As the gassing of the residents of Ghouta and other Damascus suburbs showed, military targets and civilian communities are invariably as one, especially in a civil war where lines of demarcation between opposing forces are blurred. Even now, Assad will be transporting his key military installations, including those used to dispatch chemical weapons, to the most built-up areas possible, around schools and residential blocks.
If a war is launched for humanitarian reasons, then surely the saving of human lives must be the priority. Of course Assad crossed the mythical “red line” long ago – the images I saw of infanticide in Houla convinced me of that – but the equally vague notion that “something has to be done” does not justify inflaming an already critical situation.
Instead, the west needs to concentrate on formally criminalising the Assad regime and turning its members into international pariahs. In the past, too much effort has been spent rehabilitating men such as Libya’s Muammar Gaddafi, treating him as a respected trading partner in between attempts to kill him. The international criminal court (ICC) should issue proceedings against Assad immediately, with extraordinary war tribunals also initiated as a matter of urgency.
States such as Russia would be hard pressed to continue supporting an indicted criminal. Gaddafi and members of his family and inner circle were summoned to the ICC for threatening to kill their own people, Assad is actually killing his. Such inconsistencies are among the reasons why Assad was allowed to maintain a veneer of respectability as a recognised head of state for so long.
Note how America is currently accusing Assad of breaching “international norms”, rather than the law. This must change. Technical points are being made on behalf of Assad, including the fact that Syria has not signed the UN’s chemical weapons convention. This is pure pedantry about the science of killing.
The point of unified international action should be a defined objective. As the British parliament made clear in its vote against Mr Cameron’s motion for military action against Syria last week, there is no coherent strategy for dealing with Assad. The UN resolution that sanctioned military action in Libya was aimed at protecting civilian lives, yet it was soon manipulated into a concerted and highly successful plan to bring about regime change.
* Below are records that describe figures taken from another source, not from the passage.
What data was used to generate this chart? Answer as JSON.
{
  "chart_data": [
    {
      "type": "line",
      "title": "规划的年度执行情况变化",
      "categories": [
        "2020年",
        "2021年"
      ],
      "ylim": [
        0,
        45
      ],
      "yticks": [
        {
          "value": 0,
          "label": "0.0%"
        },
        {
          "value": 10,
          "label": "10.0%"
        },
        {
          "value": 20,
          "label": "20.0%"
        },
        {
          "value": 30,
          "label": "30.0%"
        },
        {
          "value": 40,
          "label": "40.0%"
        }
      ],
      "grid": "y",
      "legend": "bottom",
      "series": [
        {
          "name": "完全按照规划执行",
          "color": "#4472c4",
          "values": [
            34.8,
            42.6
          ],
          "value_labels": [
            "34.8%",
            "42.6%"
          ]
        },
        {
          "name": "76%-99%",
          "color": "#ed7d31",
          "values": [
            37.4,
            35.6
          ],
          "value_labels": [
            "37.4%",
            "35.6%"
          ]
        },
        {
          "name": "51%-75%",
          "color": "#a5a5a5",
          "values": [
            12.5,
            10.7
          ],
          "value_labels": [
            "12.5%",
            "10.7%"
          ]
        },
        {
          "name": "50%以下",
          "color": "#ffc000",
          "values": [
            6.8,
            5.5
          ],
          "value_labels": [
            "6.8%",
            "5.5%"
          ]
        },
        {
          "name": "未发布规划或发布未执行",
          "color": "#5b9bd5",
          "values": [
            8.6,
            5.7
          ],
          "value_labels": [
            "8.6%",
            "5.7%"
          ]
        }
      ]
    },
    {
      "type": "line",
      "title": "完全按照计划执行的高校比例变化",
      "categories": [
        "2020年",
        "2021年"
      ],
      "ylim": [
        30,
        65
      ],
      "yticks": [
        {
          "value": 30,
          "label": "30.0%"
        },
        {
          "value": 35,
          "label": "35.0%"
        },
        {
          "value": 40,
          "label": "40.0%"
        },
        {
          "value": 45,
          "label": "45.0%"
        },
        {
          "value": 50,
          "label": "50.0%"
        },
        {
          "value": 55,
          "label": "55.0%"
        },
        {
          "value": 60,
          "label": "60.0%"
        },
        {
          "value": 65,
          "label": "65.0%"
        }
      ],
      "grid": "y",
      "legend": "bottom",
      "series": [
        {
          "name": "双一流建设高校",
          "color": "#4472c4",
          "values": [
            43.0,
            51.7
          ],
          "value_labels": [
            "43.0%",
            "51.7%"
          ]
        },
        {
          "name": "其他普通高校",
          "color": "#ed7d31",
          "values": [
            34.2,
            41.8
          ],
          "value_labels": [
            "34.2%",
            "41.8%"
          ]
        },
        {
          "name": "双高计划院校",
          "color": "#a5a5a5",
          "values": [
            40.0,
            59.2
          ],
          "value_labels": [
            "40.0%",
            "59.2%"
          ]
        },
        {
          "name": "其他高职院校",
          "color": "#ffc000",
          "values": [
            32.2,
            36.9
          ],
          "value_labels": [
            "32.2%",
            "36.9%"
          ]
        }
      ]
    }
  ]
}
This precedent is currently making multilateral action extremely difficult to achieve.
Moreover, some British MPs are among those who still believe that the chemical weapons charges laid against Assad have not been adequately proved. There is also evidence that the Free Syrian Army and other rebel elements have also got their hands on supplies of chemical weapons in the past.
Others point to the hypocrisy of the west, which continues to provide some of the most lethal weapons known to mankind to its political and trade allies. US-sourced white phosphorus shells – that cause severe burning right down to the bone – were used by Israeli forces against Palestinians in Gaza in 2008.
Just as significantly, newly opened CIA files also suggest that the US helped Saddam gas up to 20,000 Iranians during the Iran-Iraq war. American intelligence agents are said to have fed information to Baghdad that allowed the regime to launch strikes in the 1980s.
US forces also used white phosphorus in the assault on the Iraqi city of Falluja in November 2004.
Intervention in the domestic affairs of any sovereign country has to be consistent with international law. This applies to everyone – Arab despots and their sometime western allies, whose moral authority can be just as suspect.
There is every reason to take action over murdered children but running the risk of killing even more in a kneejerk military campaign should not be one of them.
Nabila Ramdani is a French-Arab journalist who worked extensively in Syria until the Arab Spring
• This article was amended on 10 September 2013. The original said that white phosphorus, used by Israeli forces in Gaza in 2008, was a chemical weapon. It is not classed as such by the Chemical Weapons Convention, and its use is in itself not – as the piece claimed – “in breach of all international conventions”.